Observation data (J2000 epoch)
- Constellation: Puppis
- Right ascension: 07^{h} 36^{m} 28.035^{s}
- Declination: −47° 38′ 11.05″
- Redshift: 0.003242 ± 0.000010
- Heliocentric radial velocity: 972 ± 3 km/s
- Distance: 35.3 ± 4.8 Mly (10.8 ± 1.5 Mpc)
- Apparent magnitude (V): 11.6

Characteristics
- Type: SAB(s)c pec
- Size: ~53,000 ly (16.3 kpc) (estimated)
- Apparent size (V): 5.2′ × 2.2′

Other designations
- ESO 208- G 027, IRAS 07350-4731, PGC 21375

= NGC 2427 =

Galaxy in the constellation Puppis

NGC 2427 is a barred spiral galaxy located in the constellation Puppis. It is located at a distance of about 35 million light years from Earth, which, given its apparent dimensions, means that NGC 2427 is about 50,000 light years across. It was discovered by John Herschel on March 1, 1835.

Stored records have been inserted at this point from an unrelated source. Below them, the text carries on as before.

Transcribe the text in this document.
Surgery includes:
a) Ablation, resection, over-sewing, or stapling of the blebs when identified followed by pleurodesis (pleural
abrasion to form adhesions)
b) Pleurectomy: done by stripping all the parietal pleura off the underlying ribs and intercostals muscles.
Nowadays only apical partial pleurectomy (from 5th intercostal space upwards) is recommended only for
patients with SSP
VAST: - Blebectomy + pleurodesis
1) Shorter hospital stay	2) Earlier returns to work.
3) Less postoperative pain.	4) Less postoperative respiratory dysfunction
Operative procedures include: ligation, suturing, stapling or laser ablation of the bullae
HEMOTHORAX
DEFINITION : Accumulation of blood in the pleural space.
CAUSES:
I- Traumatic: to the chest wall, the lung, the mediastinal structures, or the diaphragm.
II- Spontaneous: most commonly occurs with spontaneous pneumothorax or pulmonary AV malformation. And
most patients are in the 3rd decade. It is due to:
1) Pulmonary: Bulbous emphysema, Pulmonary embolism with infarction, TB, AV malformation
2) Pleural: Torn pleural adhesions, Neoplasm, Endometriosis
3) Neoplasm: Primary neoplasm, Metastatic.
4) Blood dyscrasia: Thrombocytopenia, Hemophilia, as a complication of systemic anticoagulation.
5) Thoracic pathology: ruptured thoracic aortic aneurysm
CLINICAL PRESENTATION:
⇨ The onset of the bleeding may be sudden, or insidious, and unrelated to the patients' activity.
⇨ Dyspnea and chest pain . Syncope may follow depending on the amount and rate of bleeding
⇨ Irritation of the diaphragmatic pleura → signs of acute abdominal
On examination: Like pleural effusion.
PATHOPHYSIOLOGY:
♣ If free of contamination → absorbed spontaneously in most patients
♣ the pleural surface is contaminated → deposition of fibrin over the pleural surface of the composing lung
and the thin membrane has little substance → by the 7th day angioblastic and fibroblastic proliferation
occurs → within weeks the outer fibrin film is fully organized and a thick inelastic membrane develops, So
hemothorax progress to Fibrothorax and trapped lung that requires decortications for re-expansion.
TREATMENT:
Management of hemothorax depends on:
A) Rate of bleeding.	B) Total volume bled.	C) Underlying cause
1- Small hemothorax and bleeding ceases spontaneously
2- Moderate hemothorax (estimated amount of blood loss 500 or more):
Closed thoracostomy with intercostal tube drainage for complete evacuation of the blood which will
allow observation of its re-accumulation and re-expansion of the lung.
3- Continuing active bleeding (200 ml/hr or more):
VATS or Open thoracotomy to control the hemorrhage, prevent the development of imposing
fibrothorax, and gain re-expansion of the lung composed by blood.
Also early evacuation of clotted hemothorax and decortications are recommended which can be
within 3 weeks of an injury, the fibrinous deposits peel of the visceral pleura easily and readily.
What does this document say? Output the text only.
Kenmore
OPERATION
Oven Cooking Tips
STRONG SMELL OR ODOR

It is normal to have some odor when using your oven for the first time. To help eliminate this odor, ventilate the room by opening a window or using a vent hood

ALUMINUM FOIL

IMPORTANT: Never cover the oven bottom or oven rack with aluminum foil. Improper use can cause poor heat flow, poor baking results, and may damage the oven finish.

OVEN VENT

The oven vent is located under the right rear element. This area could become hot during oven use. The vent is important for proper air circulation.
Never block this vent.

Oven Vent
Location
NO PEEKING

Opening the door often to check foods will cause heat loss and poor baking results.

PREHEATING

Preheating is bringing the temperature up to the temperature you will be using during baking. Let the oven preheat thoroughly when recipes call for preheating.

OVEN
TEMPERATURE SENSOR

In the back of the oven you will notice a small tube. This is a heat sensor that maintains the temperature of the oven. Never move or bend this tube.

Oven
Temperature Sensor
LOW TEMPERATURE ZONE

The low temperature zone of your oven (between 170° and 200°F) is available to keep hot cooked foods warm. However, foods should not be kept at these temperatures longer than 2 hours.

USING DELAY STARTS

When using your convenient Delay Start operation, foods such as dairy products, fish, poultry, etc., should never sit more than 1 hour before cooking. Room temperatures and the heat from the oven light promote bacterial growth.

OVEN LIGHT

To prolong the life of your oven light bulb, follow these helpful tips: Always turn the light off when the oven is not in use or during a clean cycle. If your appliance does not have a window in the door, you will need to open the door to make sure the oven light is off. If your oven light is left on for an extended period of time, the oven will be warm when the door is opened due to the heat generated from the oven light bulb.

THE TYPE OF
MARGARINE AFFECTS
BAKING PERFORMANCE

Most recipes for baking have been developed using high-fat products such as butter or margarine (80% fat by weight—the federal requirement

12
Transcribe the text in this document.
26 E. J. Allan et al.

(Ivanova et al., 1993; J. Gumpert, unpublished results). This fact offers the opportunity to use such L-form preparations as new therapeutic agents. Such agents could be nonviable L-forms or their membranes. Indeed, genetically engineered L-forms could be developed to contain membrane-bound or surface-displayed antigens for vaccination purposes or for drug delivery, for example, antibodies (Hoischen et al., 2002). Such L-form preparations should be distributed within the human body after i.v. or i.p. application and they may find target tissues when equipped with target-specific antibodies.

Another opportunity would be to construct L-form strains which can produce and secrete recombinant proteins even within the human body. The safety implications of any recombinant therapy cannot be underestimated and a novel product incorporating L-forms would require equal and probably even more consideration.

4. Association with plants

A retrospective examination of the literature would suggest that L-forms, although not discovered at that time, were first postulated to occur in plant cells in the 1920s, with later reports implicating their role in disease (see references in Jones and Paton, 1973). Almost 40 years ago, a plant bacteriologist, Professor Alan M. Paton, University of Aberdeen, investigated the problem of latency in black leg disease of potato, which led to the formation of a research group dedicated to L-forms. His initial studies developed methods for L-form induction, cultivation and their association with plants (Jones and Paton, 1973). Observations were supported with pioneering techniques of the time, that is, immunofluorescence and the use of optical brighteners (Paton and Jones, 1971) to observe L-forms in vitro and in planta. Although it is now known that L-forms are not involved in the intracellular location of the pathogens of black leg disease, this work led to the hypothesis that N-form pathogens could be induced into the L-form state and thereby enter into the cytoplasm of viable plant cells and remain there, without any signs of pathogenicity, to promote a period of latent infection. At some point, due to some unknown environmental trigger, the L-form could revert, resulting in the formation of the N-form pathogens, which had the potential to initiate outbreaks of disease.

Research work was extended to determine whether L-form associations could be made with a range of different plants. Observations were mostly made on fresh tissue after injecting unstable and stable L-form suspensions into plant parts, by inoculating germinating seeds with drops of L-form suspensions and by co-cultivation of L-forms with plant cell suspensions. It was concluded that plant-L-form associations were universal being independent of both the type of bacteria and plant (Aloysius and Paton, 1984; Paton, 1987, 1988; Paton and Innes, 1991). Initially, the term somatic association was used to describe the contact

NGC 2427 has a bright short bar and two main spiral arms. The arms are asymmetric and of low surface brightness and feature many knots and HII regions the largest of which are about one arcsecond across. The total star formation rate is estimated to be 1.1 per year. When observed in H-alpha the bar is well defined and narrow and appears about one arcminute long across the galactic bulge. Many faint HII regions are visible in the inner and extended eastern disk of the galaxy. As the galaxy lies near the galactic plane and is seen in high inclination it is difficult to trace the spiral arms in H-alpha. The nucleus is very small and faint and hosts a nuclear star cluster which is 3.2 arcseconds across.

NGC 2427 is a member of a galaxy group which also includes the galaxies NGC 2502, ESO 208- G 021, and ESO 209- G 009.